Second charge lending volumes fall 12%
Second charge mortgage new business fell 6% by value and 12% by volume in February, compared with the same month in 2016, according to the latest figures from the Finance & Leasing Association.
"Total UK new consumer credit is expected to grow at a more modest rate in 2017 as a whole than in recent years."
This continues the downward trend seen over the past few months. Second charge mortgage new business volumes decreased by 11% in January and by 6% in November and December 2016.
The industry expected Q4's data to be a 'blip', including Fluent for Advisers who reported that new business continued to grow during October and November, in contrast to the FLA figures.
Geraldine Kilkelly, Head of Research and Chief Economist at the FLA, said: “The fall in new business in February was the first monthly contraction since January 2015. The latest research by Oxford Economics, on behalf of the FLA, suggests that total UK new consumer credit is expected to grow at a more modest rate in 2017 as a whole than in recent years.”
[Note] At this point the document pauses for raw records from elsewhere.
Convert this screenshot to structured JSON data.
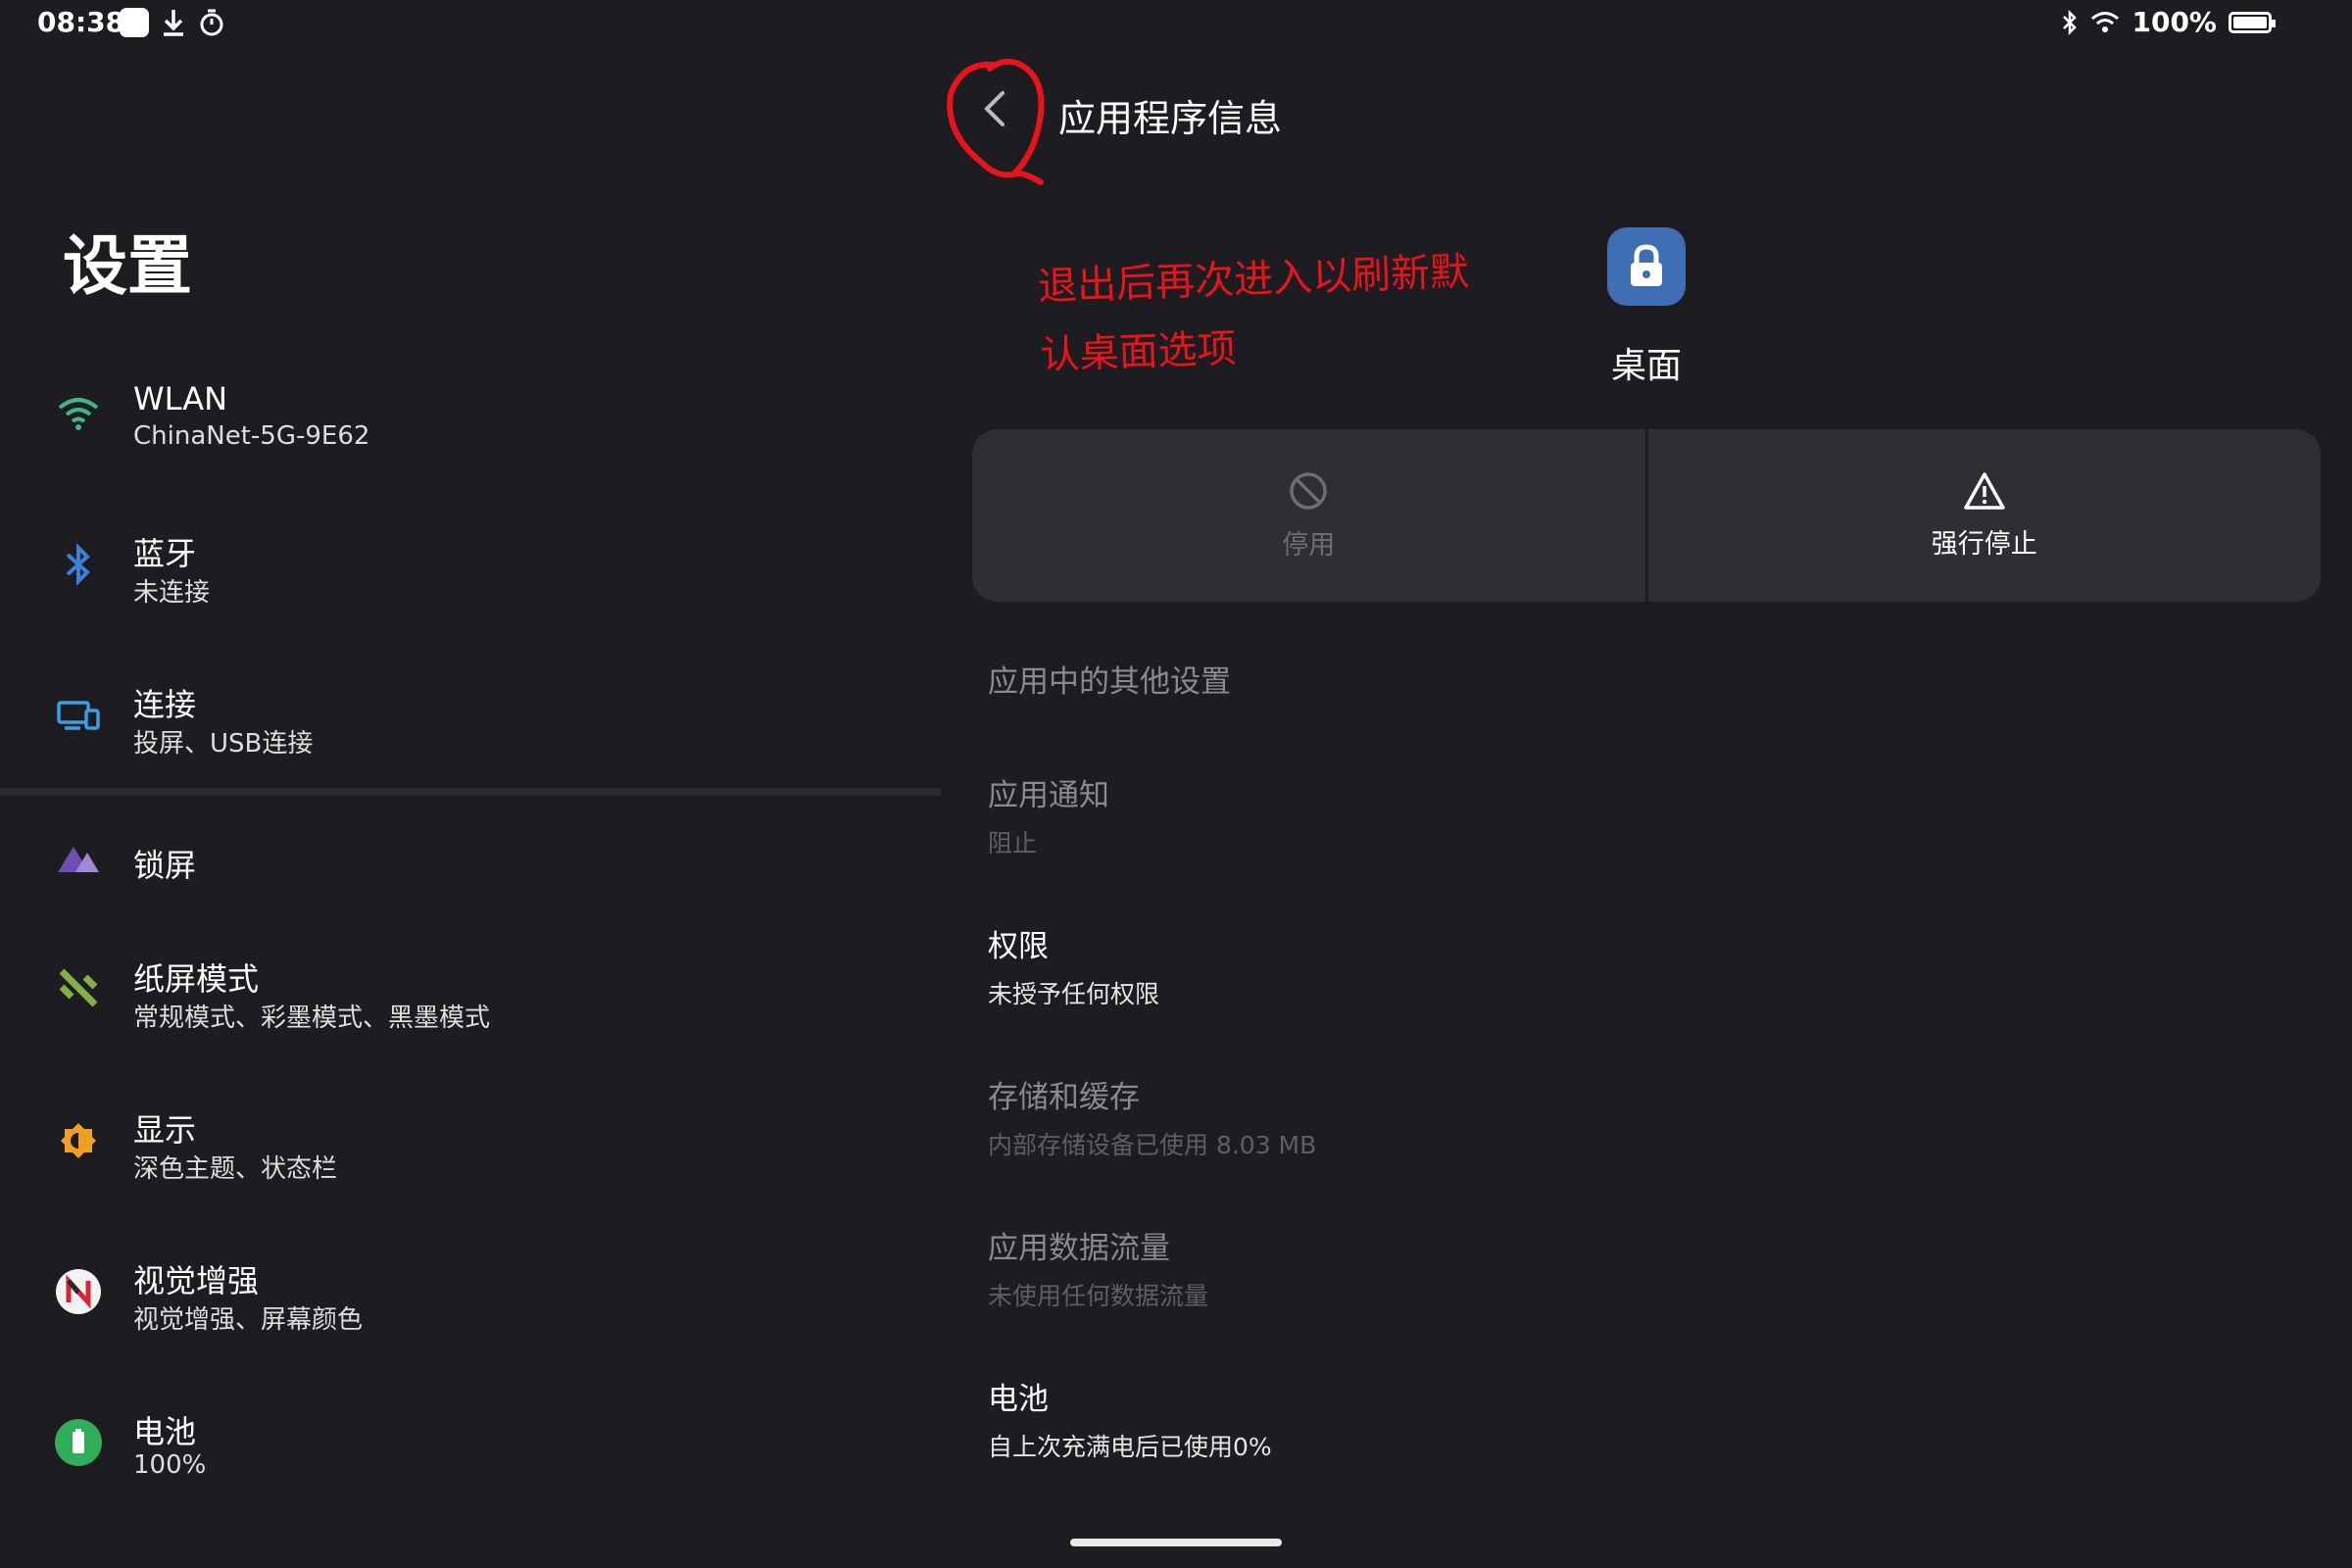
{
  "status_bar": {
    "time": "08:38",
    "battery_text": "100%"
  },
  "settings": {
    "title": "设置",
    "items": [
      {
        "label": "WLAN",
        "sub": "ChinaNet-5G-9E62",
        "icon": "wifi-icon"
      },
      {
        "label": "蓝牙",
        "sub": "未连接",
        "icon": "bluetooth-icon"
      },
      {
        "label": "连接",
        "sub": "投屏、USB连接",
        "icon": "devices-icon"
      },
      {
        "label": "锁屏",
        "sub": "",
        "icon": "lockscreen-icon"
      },
      {
        "label": "纸屏模式",
        "sub": "常规模式、彩墨模式、黑墨模式",
        "icon": "paper-mode-icon"
      },
      {
        "label": "显示",
        "sub": "深色主题、状态栏",
        "icon": "display-icon"
      },
      {
        "label": "视觉增强",
        "sub": "视觉增强、屏幕颜色",
        "icon": "visual-enhance-icon"
      },
      {
        "label": "电池",
        "sub": "100%",
        "icon": "battery-icon"
      }
    ]
  },
  "app_info": {
    "title": "应用程序信息",
    "annotation_line1": "退出后再次进入以刷新默",
    "annotation_line2": "认桌面选项",
    "app_name": "桌面",
    "actions": {
      "disable": "停用",
      "force_stop": "强行停止"
    },
    "rows": {
      "other_settings": {
        "title": "应用中的其他设置"
      },
      "notifications": {
        "title": "应用通知",
        "sub": "阻止"
      },
      "permissions": {
        "title": "权限",
        "sub": "未授予任何权限"
      },
      "storage": {
        "title": "存储和缓存",
        "sub": "内部存储设备已使用 8.03 MB"
      },
      "data_usage": {
        "title": "应用数据流量",
        "sub": "未使用任何数据流量"
      },
      "battery": {
        "title": "电池",
        "sub": "自上次充满电后已使用0%"
      }
    }
  },
  "colors": {
    "background": "#1c1c21",
    "annotation": "#e8141c",
    "app_icon": "#3f6eb5"
  }
}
Harry Landy, Sales Director at Enterprise Finance, commented: “The second charge market had a slow start to the year, as today’s figures attest. However, we are expecting to see confidence building and growth returning in the coming months. The industry needs to work together to raise awareness of the benefits second charge mortgages can offer. This is particularly important when we engage with intermediaries so they are equipped to best advise their clients.”